I have an algorithm that measures the width of each cell (8x8) in a bitmap (128x128) by counting the distance from the start of a cell to the first column within it containing only zeroes. If there is no such column, that cell is assigned a width of 8.
Here is the source-code for the program:
#include <stdint.h>
uint8_t bitmap[128][128]; // all 8 bits are used, so 0..255
int widths[16][16]; // any integer type is fine, like uint8_t
void measure_cell(int i, int j)
{
int x = i * 8;
int x_end = x + 8;
/* Horizontal sweep */
while (x < x_end) {
int y = j * 8;
int y_end = y + 8;
/* Vertical sweep */
while (y < y_end && !bitmap[y][x])
++y;
/* All-zero column? */
if (y == y_end)
break;
++x;
}
widths[j][i] = 8 - (x_end - x);
}
int main()
{
/* Load bitmap from file */
// ...
/* Calculate widths for each cell */
for (int j = 0; j < 16; ++j)
for (int i = 0; i < 16; ++i)
measure_cell(i, j);
/* Print widths to stdout */
// ...
return 0;
}
Is there any way to speed this up using SIMD? Assume I am targeting x86-64.
Vertically OR 8 vectors of row data (so a byte of the result is only 0 if all bytes in the column were zero).
_mm256_loadu_si256 and _mm256_or_si256.
(or aligned load if you use alignas(32) on your array.)
If it's useful, you could instead use pmaxub (_mm_max_epu8) to get the largest value in that column of the cell, also being 0 only if every column is 0. But if you're not going to use the max value for anything, just use bitwise OR.
Compare / movemask to get a bitmask of which columns were all-zero.
_mm256_cmpeq_epi8(v, _mm256_setzero_si256()) / _mm256_movemask_epi8
Split up that bitmask into 8-bit chunks (cell boundaries) and bit-scan (tzcnt / C++20 std::countr_zero() / C23 stdc_trailing_zeros) to find the position of the first (lowest) zero.
Since you want to clamp the result to 8, actually do stdc_trailing_zeros(mask | (1<<8)), or I guess stdc_trailing_zeros_uc since unsigned char is 8 bits wide on x86.
_mm256_cmpeq_epi8 is AVX2 for __m256i vectors, producing a 32-bit bitmask (4 cells wide).
The same thing works with just SSE2 with __m128i vectors (16 bit mask = 2 cells).
If you have AVX-512, you could vectorize the bit-scan part, too. 63 - vplzcntq can be used as a tzcnt if you use a bithack to isolate the lowest set bit. (And special-case to get 64 instead of -1 I guess?).
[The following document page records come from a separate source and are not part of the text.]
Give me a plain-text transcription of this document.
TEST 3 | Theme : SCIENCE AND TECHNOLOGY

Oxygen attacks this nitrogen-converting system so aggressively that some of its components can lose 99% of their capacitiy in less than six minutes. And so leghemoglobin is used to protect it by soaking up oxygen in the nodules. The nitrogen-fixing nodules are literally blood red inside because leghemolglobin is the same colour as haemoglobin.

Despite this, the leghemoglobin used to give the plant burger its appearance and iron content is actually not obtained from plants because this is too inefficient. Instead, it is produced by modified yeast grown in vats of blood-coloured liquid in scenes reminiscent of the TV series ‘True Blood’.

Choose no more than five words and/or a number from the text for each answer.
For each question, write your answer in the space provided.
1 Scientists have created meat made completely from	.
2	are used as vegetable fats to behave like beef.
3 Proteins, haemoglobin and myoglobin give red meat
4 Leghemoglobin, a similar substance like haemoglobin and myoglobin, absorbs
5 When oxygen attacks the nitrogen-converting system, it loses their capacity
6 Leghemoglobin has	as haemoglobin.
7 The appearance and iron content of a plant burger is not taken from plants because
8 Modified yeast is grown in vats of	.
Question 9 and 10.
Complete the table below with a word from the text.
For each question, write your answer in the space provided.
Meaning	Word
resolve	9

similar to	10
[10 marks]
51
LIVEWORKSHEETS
You don't need to booleanize into a vector mask (which would restrict you to 256-bit vectors since AVX-512 can only compare into mask registers). Instead just find the position of the lowest set bit in the 64-bit element, and right-shift by 3 to get index of lowest non-zero byte. That should conveniently clear the low 3 bits that have unwanted garbage for bit-index inside a byte.
Or store masks to temporary storage somewhere (perhaps the width array before replacing it with counts). Then later reload with vectors for a vectorized tzcnt per byte. There isn't a vplzcntb, but a bithack can efficiently set up for vpopcntb (AVX512BITALG in Ice Lake and later). We'd want to turn the trailing 0s into 1s and clear everything else.
(~v) & (v-1) makes a mask up to and not including the lowest 1 bit, or all-ones for an input of zero. (Using _mm512_sub_epi8 element size for the subtraction of course.) This is similar to (x-1) ^ x (scalar blsmsk) which makes a mask up to and including the lowest 1 bit.
See Trying to write a vectorized implementation of Gerd Isenberg's Bit Scan Forward as an exercise for more details.
Also related: https://catonmat.net/low-level-bit-hacks for bithack basics, and https://web.archive.org/web/20231120194321/https://graphics.stanford.edu/%7Eseander/bithacks.html#ZerosOnRightLinear for some bithacks to get ctz directly, rather than feed vpopcntb. (But that's probably worse: it would still I think need 3 steps of shift/mask/something, and x86 doesn't have 8-bit SIMD shifts.)
Even with just AVX2, there's probably something you can do with vpshufb lookup tables (like the popcount strategy: https://github.com/WojciechMula/sse-popcount/blob/master/popcnt-avx2-lookup.cpp), or perhaps DeBruijn sequences with 16-bit multiplies after isolating the lowest set bit. See my vectorized BSF answer I linked in the previous section.
This might not be worth it vs. just doing four scalar tzcnt operations since each 32 bits of mask data ends up in a GPR anyway after vpmovmskb. That's certainly easier and might be fast enough even if it's possible to go a bit faster even without AVX-512.